Apre il portello sul retro ed estrae un argano portatile. Lo posiziona davanti al blocco di granito. Dopo aver controllato che i ganci siano posti correttamente mi chiede di aiutarlo ad attivare lo strumento. Intorno a noi non c’è nessuno per chilometri. Il cielo sopra di noi è grigio come al solito. Una brezza tesa tira da est. Arriva dal mare. È tanto tempo che non vado al mare. Mi perdo un po’ nei pensieri. Sarà che cerco di pensare ad altro. È inquietante rimanere lì.

Il blocco di granito ora è abbastanza sollevato per poter scendere all’interno della cripta. Il sistema di illuminazione è precario, ci aiutiamo con delle torce elettriche. Il Magazziniere Capo si muove con disinvoltura tra quella distesa sotterranea di bare tutte uguali.

-Ecco. È questa.

Lo guardo come per dire: sei sicuro? Ma non se lo fa chiedere. Mi risponde subito: le tocca aprirla, così sarà sicuro pure lei!

-lo so. L’avrei aperta comunque. Gli ordini sono stati chiari. Devo accertarmi dell’identificazione.
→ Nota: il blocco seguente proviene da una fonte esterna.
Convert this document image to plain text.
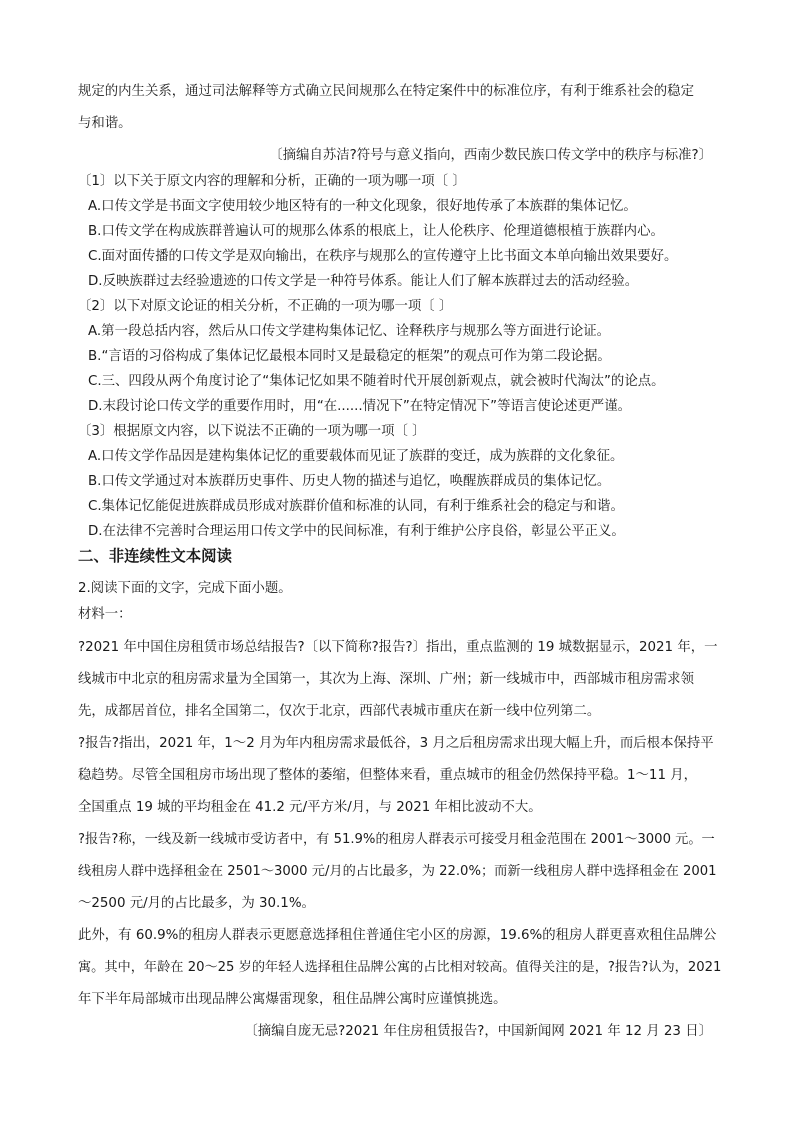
规定的内生关系，通过司法解释等方式确立民间规那么在特定案件中的标准位序，有利于维系社会的稳定
与和谐。
〔摘编自苏洁?符号与意义指向，西南少数民族口传文学中的秩序与标准?〕
〔1〕以下关于原文内容的理解和分析，正确的一项为哪一项〔 〕
A.口传文学是书面文字使用较少地区特有的一种文化现象，很好地传承了本族群的集体记忆。
B.口传文学在构成族群普遍认可的规那么体系的根底上，让人伦秩序、伦理道德根植于族群内心。
C.面对面传播的口传文学是双向输出，在秩序与规那么的宣传遵守上比书面文本单向输出效果要好。
D.反映族群过去经验遗迹的口传文学是一种符号体系。能让人们了解本族群过去的活动经验。
〔2〕以下对原文论证的相关分析，不正确的一项为哪一项〔 〕
A.第一段总括内容，然后从口传文学建构集体记忆、诠释秩序与规那么等方面进行论证。
B.“言语的习俗构成了集体记忆最根本同时又是最稳定的框架”的观点可作为第二段论据。
C.三、四段从两个角度讨论了“集体记忆如果不随着时代开展创新观点，就会被时代淘汰”的论点。
D.末段讨论口传文学的重要作用时，用“在......情况下”在特定情况下”等语言使论述更严谨。
〔3〕根据原文内容，以下说法不正确的一项为哪一项〔 〕
A.口传文学作品因是建构集体记忆的重要载体而见证了族群的变迁，成为族群的文化象征。
B.口传文学通过对本族群历史事件、历史人物的描述与追忆，唤醒族群成员的集体记忆。
C.集体记忆能促进族群成员形成对族群价值和标准的认同，有利于维系社会的稳定与和谐。
D.在法律不完善时合理运用口传文学中的民间标准，有利于维护公序良俗，彰显公平正义。
二、非连续性文本阅读
2.阅读下面的文字，完成下面小题。
材料一：
?2021 年中国住房租赁市场总结报告?〔以下简称?报告?〕指出，重点监测的 19 城数据显示，2021 年，一
线城市中北京的租房需求量为全国第一，其次为上海、深圳、广州；新一线城市中，西部城市租房需求领
先，成都居首位，排名全国第二，仅次于北京，西部代表城市重庆在新一线中位列第二。
?报告?指出，2021 年，1～2 月为年内租房需求最低谷，3 月之后租房需求出现大幅上升，而后根本保持平
稳趋势。尽管全国租房市场出现了整体的萎缩，但整体来看，重点城市的租金仍然保持平稳。1～11 月，
全国重点 19 城的平均租金在 41.2 元/平方米/月，与 2021 年相比波动不大。
?报告?称，一线及新一线城市受访者中，有 51.9%的租房人群表示可接受月租金范围在 2001～3000 元。一
线租房人群中选择租金在 2501～3000 元/月的占比最多，为 22.0%；而新一线租房人群中选择租金在 2001
～2500 元/月的占比最多，为 30.1%。
此外，有 60.9%的租房人群表示更愿意选择租住普通住宅小区的房源，19.6%的租房人群更喜欢租住品牌公
寓。其中，年龄在 20～25 岁的年轻人选择租住品牌公寓的占比相对较高。值得关注的是，?报告?认为，2021
年下半年局部城市出现品牌公寓爆雷现象，租住品牌公寓时应谨慎挑选。
〔摘编自庞无忌?2021 年住房租赁报告?，中国新闻网 2021 年 12 月 23 日〕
Detto questo, apro la borsa ed estraggo l’analizzatore rapido di DNA.

-Apriamola.

Con fare deciso, armeggia sulla cassa con martello e scalpello. In cinque minuti, la bara è apribile. Abbiamo indossato le maschere di protezione. Non si sa mai. È vero che i morti sono stati disinfettati ma non si sa mai in che stato si trovano. Solleviamo il coperchio ed eccoci di fronte ad un mezzo busto. Lo spettacolo non è dei più affascinanti: le gambe non ci sono più. Solo dei moncherini. I vestiti sono a brandelli, furono ripuliti dagli addetti ma per indicazioni operative non vennero sostituiti. Quello che colpisce è il torace, imponente. La testa è ricomposta. Manca la mandibola. Tuttavia è perfettamente riconoscibile. I capelli, per assurdo sono intatti. Mi vengono in mente le tante battute che anni prima venivano fatte nei suoi confronti. Chissà come è morto? Chissà se da zombie ha infettato qualcuno? Dalle informazioni in mio possesso sembra che al momento del contagio si trovasse a Roma a casa sua . Forse in dolce compagnia.

Ritengo che non ci sia bisogno di effettuare il test del DNA. Lo eseguo comunque ed il responso è positivo.

Richiudiamo la bara e con non poca difficoltà lo trasportiamo in superficie.

Nel frattempo che il Magazziniere Capo risistema il blocco di granito, posso attivare il cellulare e chiamare il Ministero. Chiedo del Sottosegretario:-Ho portato a termine la missione. Potete inviare l’elicottero della Presidenza del Consiglio. Dite al Premier Renzi che ha rispettato i patti.

Chiamate Villa San Martino di Arcore.

I resti di Silvio Berlusconi possono tornare a casa.